O discurso político deste tempo é cada vez mais binário, uma espécie de confronto cultural e civilizacional e identitário entre dois blocos, duas forças contraditórias, e que só consente um desfecho: a vitória de um sobre o outro, apagando-o, esmagando-o, tornando-o decorativo.
Esta é uma das consequências do discurso identitário, da afirmação da identidade como força motriz da política e da mobilização social, que começou no final dos anos
60 nos Estados Unidos da América e que já se impôs na Europa, da direita à esquerda, influenciando quer os partidos e líderes populistas quer os partidos e líderes habitualmente classificados como moderados. Convoco o discurso identitário para este tempo binário porque boa parte dos confrontos políticos do nosso tempo provém daí.
O discurso identitário centra-se, faz sobressair, naquilo que nos distingue do outro: aquilo que nos torna diferentes dos outros países, dos outros continentes, das outras culturas, dos outros seres humanos. Há por isso nesse discurso, que há muito se vem concretizando académica e politicamente, uma afirmação nem sempre subtil de uma legitimidade especial – senão superior, a da nossa identidade – sobre as outras, ou da circunstância de a nossa identidade apenas poder afirmar-se e manifestar-se livremente fazendo recuar as outras.
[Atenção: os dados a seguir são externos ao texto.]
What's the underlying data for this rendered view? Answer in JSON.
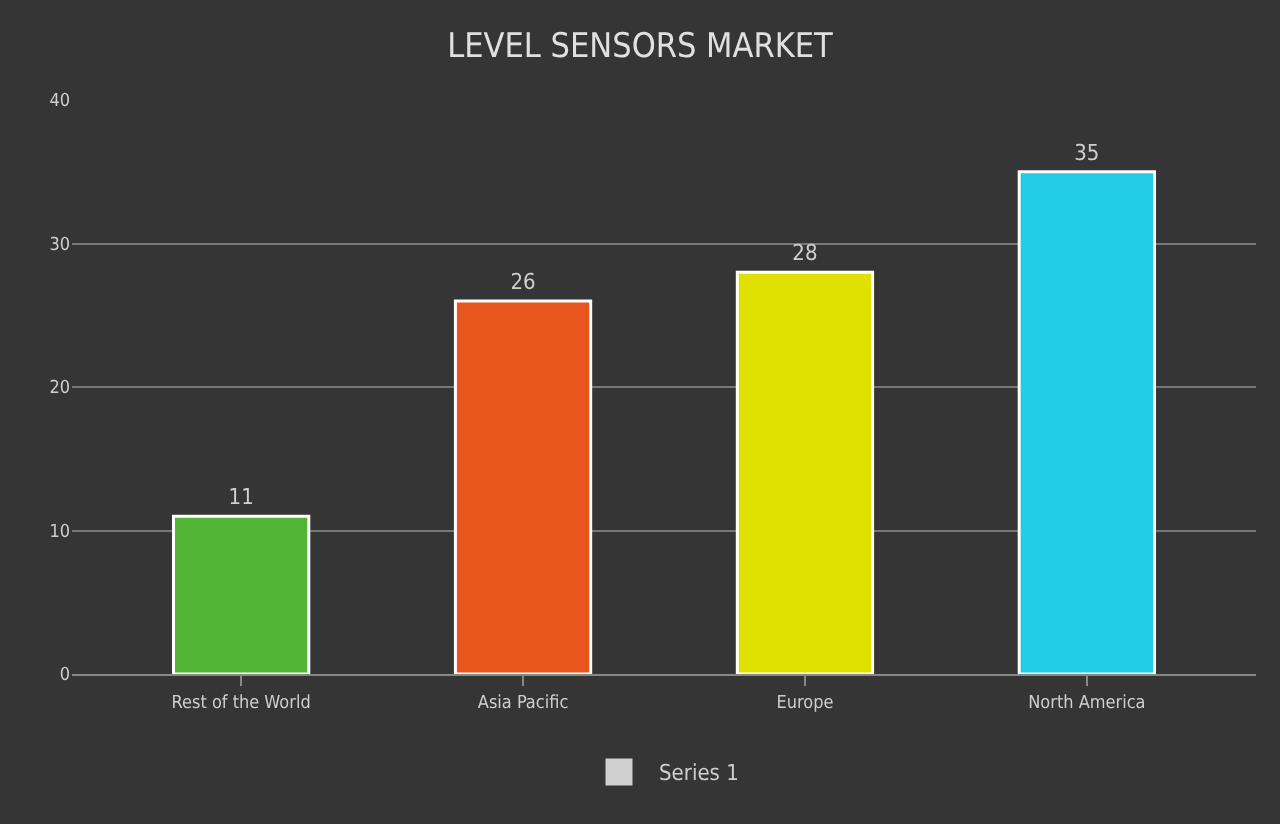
{
  "chart_data": {
    "type": "bar",
    "title": "LEVEL SENSORS MARKET",
    "categories": [
      "Rest of the World",
      "Asia Pacific",
      "Europe",
      "North America"
    ],
    "series": [
      {
        "name": "Series 1",
        "color": "#d0d0d0",
        "colors": [
          "#52b535",
          "#e8561e",
          "#dfe000",
          "#22cbe6"
        ],
        "values": [
          11,
          26,
          28,
          35
        ]
      }
    ],
    "ylim": [
      0,
      40
    ],
    "yticks": [
      0,
      10,
      20,
      30,
      40
    ],
    "grid": "y",
    "legend": "bottom",
    "data_labels": true
  }
}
Não é sempre assumido, eu sei, mas quando se exalta uma característica identitária, há sempre uma vocação excludente, que é muitas vezes silenciada, mas que é a consequência natural dessa exaltação.
Como notavelmente escreveu Tony Judt em Edge People, um dos artigos da série de memórias publicada na The New York Review of Books, ser nacional de um país, de um continente, partilhar de uma identidade étnica ou sexual, vir de um determinado estrato ou ter combatido uma particular batalha, está a deixar de ser apenas uma identidade, um sentimento tolerante de pertença, para se converter numa rejeição, numa reprovação, daqueles que ela exclui ou que nela não se incluem, uma espécie de cartão de acesso que só é atribuído a quem pertencer ou partilhar da mesma identidade.
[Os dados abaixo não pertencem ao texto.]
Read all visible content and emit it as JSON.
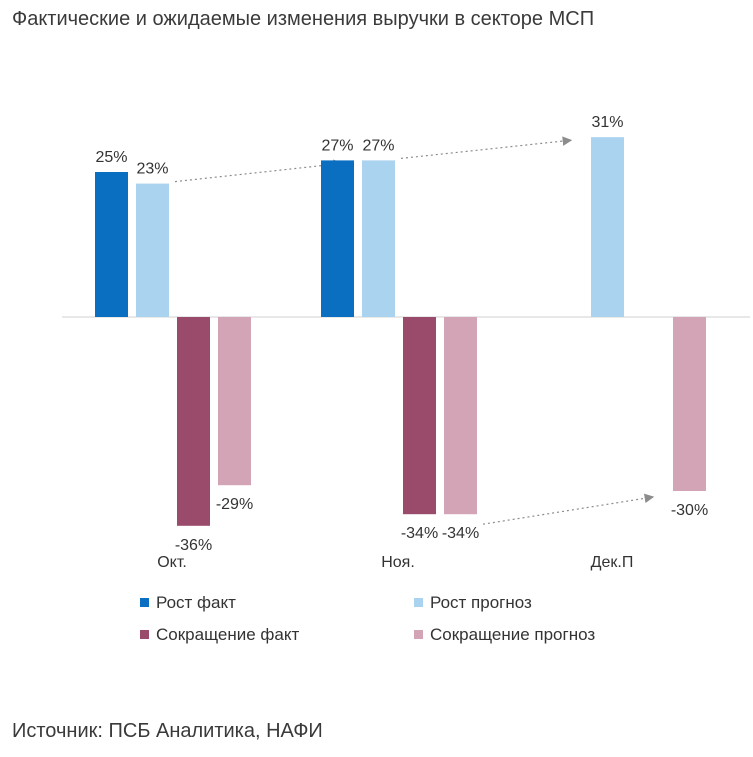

Ora, em matéria de segmentação identitária, as possibilidades são infinitas. Haverá sempre novas minorias, novas margens, novos excluídos. O filão, para quem quer fazer discurso e política a partir daqui, é inesgotável e abarca todos os gostos e sensibilidades, da esquerda à direita. Mas é muito perigoso, porque divide, porque exclui, porque segrega, mesmo quando o seu inicial propósito é o oposto.
Nestas eleições europeias veremos, um pouco por toda a Europa, como este discurso fará caminho, dividindo, segmentando, fazendo por ignorar que a Europa é o resultado da confluência, não do combate ou da guerra, de todas as nossas identidades, contraditórias desde logo. A Europa, enquanto espaço de paz, solidariedade, justiça, construiu-se precisamente na interseção, não na eliminação ou na sobreposição.
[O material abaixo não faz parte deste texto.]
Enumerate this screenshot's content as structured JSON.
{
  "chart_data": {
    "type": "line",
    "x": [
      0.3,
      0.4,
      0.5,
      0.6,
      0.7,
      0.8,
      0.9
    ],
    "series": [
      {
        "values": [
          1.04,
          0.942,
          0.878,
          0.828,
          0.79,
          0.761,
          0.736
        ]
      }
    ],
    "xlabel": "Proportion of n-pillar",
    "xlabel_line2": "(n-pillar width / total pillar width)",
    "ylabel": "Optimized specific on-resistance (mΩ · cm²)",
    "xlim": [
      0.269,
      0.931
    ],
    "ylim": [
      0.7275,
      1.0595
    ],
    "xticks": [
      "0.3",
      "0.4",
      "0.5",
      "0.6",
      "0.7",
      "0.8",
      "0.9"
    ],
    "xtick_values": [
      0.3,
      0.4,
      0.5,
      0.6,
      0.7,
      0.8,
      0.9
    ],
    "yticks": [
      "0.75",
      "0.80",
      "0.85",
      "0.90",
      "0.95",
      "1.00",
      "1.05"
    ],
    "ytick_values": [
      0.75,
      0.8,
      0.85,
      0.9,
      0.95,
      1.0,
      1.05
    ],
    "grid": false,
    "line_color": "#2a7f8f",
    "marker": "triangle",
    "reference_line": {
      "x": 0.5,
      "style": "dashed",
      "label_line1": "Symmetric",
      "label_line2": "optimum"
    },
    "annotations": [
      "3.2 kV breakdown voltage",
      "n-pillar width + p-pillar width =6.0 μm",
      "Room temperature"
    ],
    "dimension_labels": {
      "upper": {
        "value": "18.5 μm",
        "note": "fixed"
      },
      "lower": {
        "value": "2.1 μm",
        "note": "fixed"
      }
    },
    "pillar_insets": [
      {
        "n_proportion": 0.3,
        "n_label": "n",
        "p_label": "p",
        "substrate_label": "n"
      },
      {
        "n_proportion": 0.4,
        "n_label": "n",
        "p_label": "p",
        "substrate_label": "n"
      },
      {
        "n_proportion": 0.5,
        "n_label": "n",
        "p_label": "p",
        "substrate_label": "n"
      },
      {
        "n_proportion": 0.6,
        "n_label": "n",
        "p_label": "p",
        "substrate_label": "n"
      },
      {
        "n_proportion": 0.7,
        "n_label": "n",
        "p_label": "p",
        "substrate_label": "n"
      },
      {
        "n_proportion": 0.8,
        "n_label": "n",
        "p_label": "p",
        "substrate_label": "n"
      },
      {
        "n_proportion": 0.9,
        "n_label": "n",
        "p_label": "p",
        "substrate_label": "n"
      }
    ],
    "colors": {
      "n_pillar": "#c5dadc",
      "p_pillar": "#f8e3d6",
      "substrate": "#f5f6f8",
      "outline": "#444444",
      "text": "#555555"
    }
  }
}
É por isso um erro que os europeístas procurem responder a estes discursos identitários com a afirmação da uma identidade europeia, somando um erro a outros erros. Assim como é um erro, absurdo diria eu, legitimar a reação de Trump à política de segmentação identitária apadrinhada pela esquerda americana no final dos anos 60, e bem evidenciada por Tony Judt em Edge People ao listar algumas das cadeiras lecionadas nas universidades americanas: “Gender Studies”, “Women’s Studies”, “Asian-Pacific-American Studies”, e dezenas de outras. É outra vez responder a um erro com outro erro.
Há por isso a redução da política, do debate e das grandes questões às emoções, à irracionalidade, à chantagem emocional, dividindo as pessoas por identidades, sejam elas nacionais sejam elas sociais sejam elas étnicas ou religiosas ou sexuais, convocando um combate, um choque, de identidades. Há como que uma exigência de definição, de escolha de um campo, e a ameaça, nem sempre velada, de que quem não escolhe, quem não opta, merece ser excluído por ser fraco, complacente, colaboracionista: se não estás com Trump é porque estás com Michael Moore, se não estás com Michael Moore é porque estás com Trump, e assim por diante.
Um pouco por toda a Europa assistimos a este belicismo, a este contar de armas, que se opõe ao consenso, à interseção, e que o confunde com brandura, idiotia. Há uma redução substancial do espaço dos moderados e uma insuportável confusão entre moderação e falta de coragem, impondo uma opção binária a todos os agentes políticos, que aliás nega a humaníssima possibilidade de, na mesma pessoa, conviverem diferentes emoções, diferentes perspetivas, muitas vezes contraditórias, em permanente evolução. Recuso-me a responder a esta opção binária, a este maniqueísmo, porque dela não surgirá nada de bom.